Aucun élément objectif n'est visé par les premiers juges, permettant de constater que la société Alternative agissait sous les ordres et pour le compte de la société SFR dans le cadre des démarches auprès de la société intimée.
La lecture des courriels versés au débat permet de constater que la société LTI a communiqué directement avec la société Bipel en raison des carences de la société Alternative, qui ne répondait pas aux demandes ou avec retard.
En l'état, les pièces versées au débat par la société SFR permettent de constater que cette dernière a pu, régulièrement, intervenir dans des délais adaptés en cas de difficultés. Par ailleurs, il ne saurait être fait grief à la société SFR des défaillances affectant le matériel, ce qui fut le cas concernant l'autocom, c'est-à-dire le matériel de téléphonie.
Aucun grief ne peut donc être retenu à l'encontre de la société SFR au titre du matériel, seule la société Tiptel ayant vocation à répondre sur ce point.
La motivation des premiers juges indiquant que la société SFR avait fourni le matériel est donc erronée et ne peut être retenue.
En outre, la motivation ne peut qu'être invalidée puisque retenant une absence de connaissance de l'origine des dysfonctionnements de l'installation téléphonique avant de retenir une responsabilité de plein-droit de la société SFR, donc sans lien avec son domaine qui est la fourniture de ligne.
Qui plus est, les textes susvisés et les aménagements contractuels entre les parties établissent une obligation de moyens à la charge de la société SFR concernant la fourniture d'accès, l'appelante rapportant la preuve suffisante de ce qu'elle a respecté ses obligations, notamment par les échanges de courriels dans lesquels elle demande à être mise dans les destinataires pour obtenir les informations et participer aux résolutions des difficultés en raison de la carence de la société Alternative, mais aussi par la fourniture des tickets d'intervention.
En retenant à tort une responsabilité de la société SFR, la première juridiction a fait une appréciation erronée du droit et de la convention liant les parties. La décision devra donc être infirmée de ce chef.
Enfin, s'agissant de la faute dolosive de la société SFR, revendiquée par la société Bipel, il convient de rappeler que cette faute nécessite la démonstration d'un refus volontaire d'exécution, ce qui n'est objectivé d'aucune manière.

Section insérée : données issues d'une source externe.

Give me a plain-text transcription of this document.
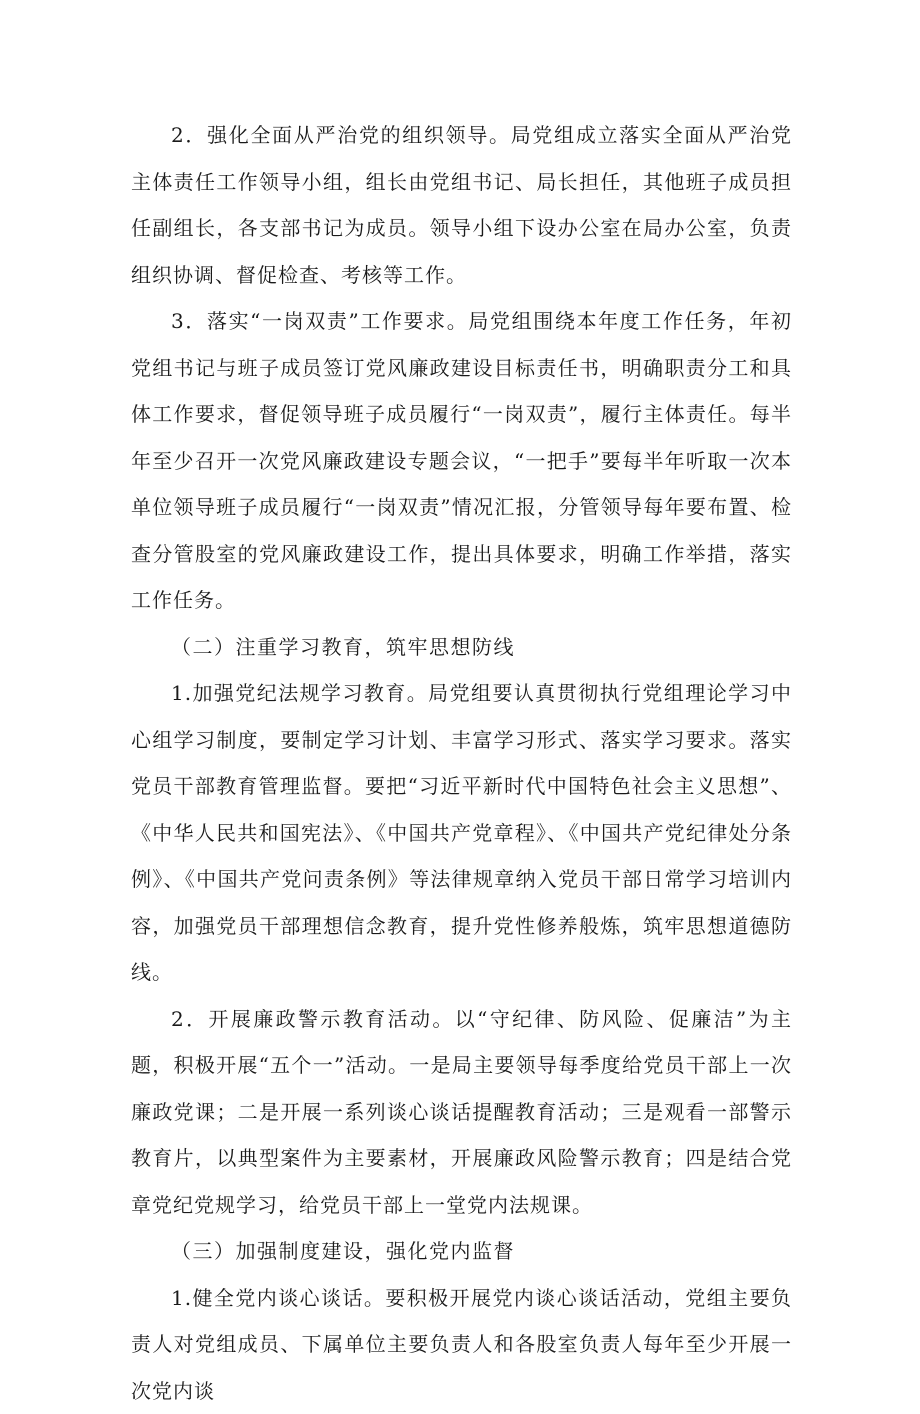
2．强化全面从严治党的组织领导。局党组成立落实全面从严治党主体责任工作领导小组，组长由党组书记、局长担任，其他班子成员担任副组长，各支部书记为成员。领导小组下设办公室在局办公室，负责组织协调、督促检查、考核等工作。

3．落实“一岗双责”工作要求。局党组围绕本年度工作任务，年初党组书记与班子成员签订党风廉政建设目标责任书，明确职责分工和具体工作要求，督促领导班子成员履行“一岗双责”，履行主体责任。每半年至少召开一次党风廉政建设专题会议，“一把手”要每半年听取一次本单位领导班子成员履行“一岗双责”情况汇报，分管领导每年要布置、检查分管股室的党风廉政建设工作，提出具体要求，明确工作举措，落实工作任务。

（二）注重学习教育，筑牢思想防线

1.加强党纪法规学习教育。局党组要认真贯彻执行党组理论学习中心组学习制度，要制定学习计划、丰富学习形式、落实学习要求。落实党员干部教育管理监督。要把“习近平新时代中国特色社会主义思想”、《中华人民共和国宪法》、《中国共产党章程》、《中国共产党纪律处分条例》、《中国共产党问责条例》等法律规章纳入党员干部日常学习培训内容，加强党员干部理想信念教育，提升党性修养般炼，筑牢思想道德防线。

2．开展廉政警示教育活动。以“守纪律、防风险、促廉洁”为主题，积极开展“五个一”活动。一是局主要领导每季度给党员干部上一次廉政党课；二是开展一系列谈心谈话提醒教育活动；三是观看一部警示教育片，以典型案件为主要素材，开展廉政风险警示教育；四是结合党章党纪党规学习，给党员干部上一堂党内法规课。

（三）加强制度建设，强化党内监督

1.健全党内谈心谈话。要积极开展党内谈心谈话活动，党组主要负责人对党组成员、下属单位主要负责人和各股室负责人每年至少开展一次党内谈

Eu égard à ce qui précède, aucune responsabilité de la société SFR ne peut être retenue, et ainsi, aucune exception d'inexécution ne peut être qualifiée au profit de la société Bipel, qui ne pouvait de la sorte obtenir une quelconque indemnisation de la part de la société appelante, et dont les demandes devaient être rejetées dans leur totalité.
Dès lors, au regard de l'ensemble de ces éléments, il convient d'infirmer le jugement déféré dans son intégralité et de rejeter la totalité des demandes de la société Bipel, l'infirmation entraînant la restitution des sommes obtenues par l'intimée au titre de la décision de première instance.
Sur les autres demandes
Il convient de condamner la société Bipel à supporter l'intégralité des dépens de la procédure.
L'équité commande d'accorder à la société SFR une indemnisation sur le fondement de l'article 700 du Code de Procédure Civile. La société Bipel sera condamnée à lui verser la somme de 4.000 euros à ce titre.
PAR CES MOTIFS,
La Cour, statuant dans les limites de l'appel
Déclare irrecevables les pièces communiquées par la SAS Bipel.
Infirme le jugement déféré dans son intégralité.
Statuant à nouveau
Rejette l'intégralité des demandes de la SAS Bipel.
Condamne la SAS Bipel à supporter les entiers dépens de la procédure.
Condamne la SAS Biper à payer à la Société SFR (Société Française de Radiotéléphonie venant aux droits de la SAS Futur Télécom et de la SAS LTI Telecom) la somme de 4.000 euros à titre d'indemnisation sur le fondement de l'article 700 du Code de Procédure Civile.